Status certificates are dealt with in s. 76 of the Condominium Act, 1998 which is a consumer protection statute. The purpose of a status certificate (for a purchaser) is so that the purchaser can make an informed purchase decision. The reason that this is important to a purchaser is that condominium unit owners are personally liable for the debts and liabilities of a condominium corporation. Therefore, the purchaser wants to ensure that he/she is not purchasing an existing or known liability. The effect of giving a status certificate is that the status certificate is binding on the condominium corporation with respect to the information it contains or is deemed to contain as of the date it is given.
One risk that a condominium purchaser assumes on closing, is that a liability will arise as early as the day after he/she closes the transaction of purchase and sale. Such risk does not apply to known liabilities that were not disclosed in the status certificate. The status certificate protects the purchaser from such liabilities.

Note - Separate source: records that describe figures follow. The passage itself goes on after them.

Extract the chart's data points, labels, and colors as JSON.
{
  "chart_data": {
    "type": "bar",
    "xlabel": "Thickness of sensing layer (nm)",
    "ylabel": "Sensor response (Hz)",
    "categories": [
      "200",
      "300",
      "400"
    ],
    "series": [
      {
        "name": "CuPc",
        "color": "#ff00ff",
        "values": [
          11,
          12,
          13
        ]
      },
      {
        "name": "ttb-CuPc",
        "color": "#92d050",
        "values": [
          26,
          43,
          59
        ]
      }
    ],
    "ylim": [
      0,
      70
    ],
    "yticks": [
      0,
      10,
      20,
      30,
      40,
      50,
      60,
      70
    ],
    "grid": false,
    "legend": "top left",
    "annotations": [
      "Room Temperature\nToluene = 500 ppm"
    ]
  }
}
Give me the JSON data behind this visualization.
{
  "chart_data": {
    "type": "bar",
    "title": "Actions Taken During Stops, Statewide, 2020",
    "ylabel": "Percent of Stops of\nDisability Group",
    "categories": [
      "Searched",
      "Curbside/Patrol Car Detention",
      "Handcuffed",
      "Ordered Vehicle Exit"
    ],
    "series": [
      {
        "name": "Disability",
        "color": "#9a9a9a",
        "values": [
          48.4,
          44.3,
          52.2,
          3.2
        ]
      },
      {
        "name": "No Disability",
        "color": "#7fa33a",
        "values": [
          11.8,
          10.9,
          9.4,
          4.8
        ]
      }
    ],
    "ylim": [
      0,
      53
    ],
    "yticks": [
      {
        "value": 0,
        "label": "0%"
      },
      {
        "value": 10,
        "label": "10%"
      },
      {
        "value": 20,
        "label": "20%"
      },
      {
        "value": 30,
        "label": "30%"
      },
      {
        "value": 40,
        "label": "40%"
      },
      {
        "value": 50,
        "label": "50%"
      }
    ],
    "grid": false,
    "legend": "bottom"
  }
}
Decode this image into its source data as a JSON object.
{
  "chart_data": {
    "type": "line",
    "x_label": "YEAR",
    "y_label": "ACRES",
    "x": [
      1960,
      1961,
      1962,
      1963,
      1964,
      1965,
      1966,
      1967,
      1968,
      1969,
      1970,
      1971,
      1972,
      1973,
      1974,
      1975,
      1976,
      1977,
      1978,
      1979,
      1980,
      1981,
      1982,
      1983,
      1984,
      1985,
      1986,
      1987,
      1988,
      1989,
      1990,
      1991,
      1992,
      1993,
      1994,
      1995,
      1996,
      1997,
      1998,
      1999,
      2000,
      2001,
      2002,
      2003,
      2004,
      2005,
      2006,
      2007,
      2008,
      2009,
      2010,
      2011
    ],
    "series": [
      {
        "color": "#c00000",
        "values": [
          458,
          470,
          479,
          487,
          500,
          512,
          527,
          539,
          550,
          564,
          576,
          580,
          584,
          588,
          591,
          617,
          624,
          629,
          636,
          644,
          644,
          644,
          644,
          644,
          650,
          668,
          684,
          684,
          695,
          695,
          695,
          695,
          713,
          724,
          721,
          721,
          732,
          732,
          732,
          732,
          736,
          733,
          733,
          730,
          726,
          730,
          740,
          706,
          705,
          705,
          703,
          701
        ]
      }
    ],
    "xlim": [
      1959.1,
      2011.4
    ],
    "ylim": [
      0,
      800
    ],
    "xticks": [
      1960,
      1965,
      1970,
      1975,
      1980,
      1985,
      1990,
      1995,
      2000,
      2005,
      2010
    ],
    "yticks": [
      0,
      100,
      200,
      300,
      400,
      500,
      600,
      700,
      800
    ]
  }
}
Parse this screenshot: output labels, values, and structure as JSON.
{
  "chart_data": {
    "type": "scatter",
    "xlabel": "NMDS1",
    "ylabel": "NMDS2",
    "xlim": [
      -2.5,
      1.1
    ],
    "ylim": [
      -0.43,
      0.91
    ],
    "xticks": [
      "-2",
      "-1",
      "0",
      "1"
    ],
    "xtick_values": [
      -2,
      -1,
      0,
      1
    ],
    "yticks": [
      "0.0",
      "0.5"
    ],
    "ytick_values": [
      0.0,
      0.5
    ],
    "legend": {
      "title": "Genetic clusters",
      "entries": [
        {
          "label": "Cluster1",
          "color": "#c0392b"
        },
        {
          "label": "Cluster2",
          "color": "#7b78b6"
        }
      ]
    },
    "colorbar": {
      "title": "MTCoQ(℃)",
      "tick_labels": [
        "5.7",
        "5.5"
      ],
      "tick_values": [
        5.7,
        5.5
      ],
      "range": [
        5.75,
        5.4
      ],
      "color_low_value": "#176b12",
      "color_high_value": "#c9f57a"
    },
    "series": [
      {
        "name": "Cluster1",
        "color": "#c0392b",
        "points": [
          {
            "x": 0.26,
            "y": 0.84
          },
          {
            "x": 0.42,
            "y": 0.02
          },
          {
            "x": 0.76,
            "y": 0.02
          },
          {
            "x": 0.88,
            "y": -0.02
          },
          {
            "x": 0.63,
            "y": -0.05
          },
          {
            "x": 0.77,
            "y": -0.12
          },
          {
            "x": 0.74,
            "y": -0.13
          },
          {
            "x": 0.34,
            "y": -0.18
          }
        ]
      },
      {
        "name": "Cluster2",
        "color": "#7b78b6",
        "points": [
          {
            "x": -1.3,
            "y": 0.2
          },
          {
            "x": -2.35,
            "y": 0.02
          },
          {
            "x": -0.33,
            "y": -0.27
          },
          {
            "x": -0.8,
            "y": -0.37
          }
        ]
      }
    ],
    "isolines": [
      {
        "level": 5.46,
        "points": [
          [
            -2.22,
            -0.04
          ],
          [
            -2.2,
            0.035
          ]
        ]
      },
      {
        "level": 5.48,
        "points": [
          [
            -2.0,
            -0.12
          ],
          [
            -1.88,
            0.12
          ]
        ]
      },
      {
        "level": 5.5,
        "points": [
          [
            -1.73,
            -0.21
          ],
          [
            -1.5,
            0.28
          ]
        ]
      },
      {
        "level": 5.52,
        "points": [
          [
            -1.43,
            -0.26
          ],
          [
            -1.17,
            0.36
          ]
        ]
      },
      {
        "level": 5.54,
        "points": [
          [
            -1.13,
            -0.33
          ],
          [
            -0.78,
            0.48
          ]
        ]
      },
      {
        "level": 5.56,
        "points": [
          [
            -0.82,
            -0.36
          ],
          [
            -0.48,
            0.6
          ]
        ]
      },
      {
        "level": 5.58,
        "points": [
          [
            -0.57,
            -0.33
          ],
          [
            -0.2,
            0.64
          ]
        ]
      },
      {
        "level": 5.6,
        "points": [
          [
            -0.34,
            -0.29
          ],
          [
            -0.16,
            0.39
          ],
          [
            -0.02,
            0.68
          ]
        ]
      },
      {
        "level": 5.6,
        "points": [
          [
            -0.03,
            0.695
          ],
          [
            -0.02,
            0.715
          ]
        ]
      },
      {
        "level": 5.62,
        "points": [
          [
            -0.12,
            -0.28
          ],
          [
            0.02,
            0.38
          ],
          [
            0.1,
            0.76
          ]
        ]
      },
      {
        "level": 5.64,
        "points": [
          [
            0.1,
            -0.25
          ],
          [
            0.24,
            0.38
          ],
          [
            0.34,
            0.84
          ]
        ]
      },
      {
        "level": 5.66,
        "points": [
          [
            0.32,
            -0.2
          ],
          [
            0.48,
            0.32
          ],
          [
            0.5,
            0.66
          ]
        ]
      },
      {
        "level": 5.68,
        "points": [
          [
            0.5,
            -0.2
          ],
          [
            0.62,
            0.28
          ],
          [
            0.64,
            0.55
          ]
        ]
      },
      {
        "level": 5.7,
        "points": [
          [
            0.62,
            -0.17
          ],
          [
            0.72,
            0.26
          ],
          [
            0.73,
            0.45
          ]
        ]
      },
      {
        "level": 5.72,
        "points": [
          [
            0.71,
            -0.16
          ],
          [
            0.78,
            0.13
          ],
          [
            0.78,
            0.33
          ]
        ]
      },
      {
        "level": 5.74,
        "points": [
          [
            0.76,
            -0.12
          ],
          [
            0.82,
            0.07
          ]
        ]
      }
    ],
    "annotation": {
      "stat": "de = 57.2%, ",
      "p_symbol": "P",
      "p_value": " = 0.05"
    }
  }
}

The mandatory form of status certificate is prescribed by the regulations pursuant to the Condominium Act, 1998. Paragraph 12 of the standard form status certificate provides as follows:
12. The Corporation has no knowledge of any circumstances that may result in an increase in the common expenses for the unit [if applicable add: except …………………………………………... (give particulars of any potential increase, including any assessment levied by the board against the unit, and the reason for it)].… [Emphasis Added]
It is important to note that the focus of paragraph 12 is not whether the common expenses will increase, but rather on whether there are “circumstances” known to the condominium corporation which might possibly cause the common expenses to increase.
For this reason, it is critical that before a status certificate is signed and delivered, proper thought is given to the contents of the status certificate as a whole, but especially to paragraph 12.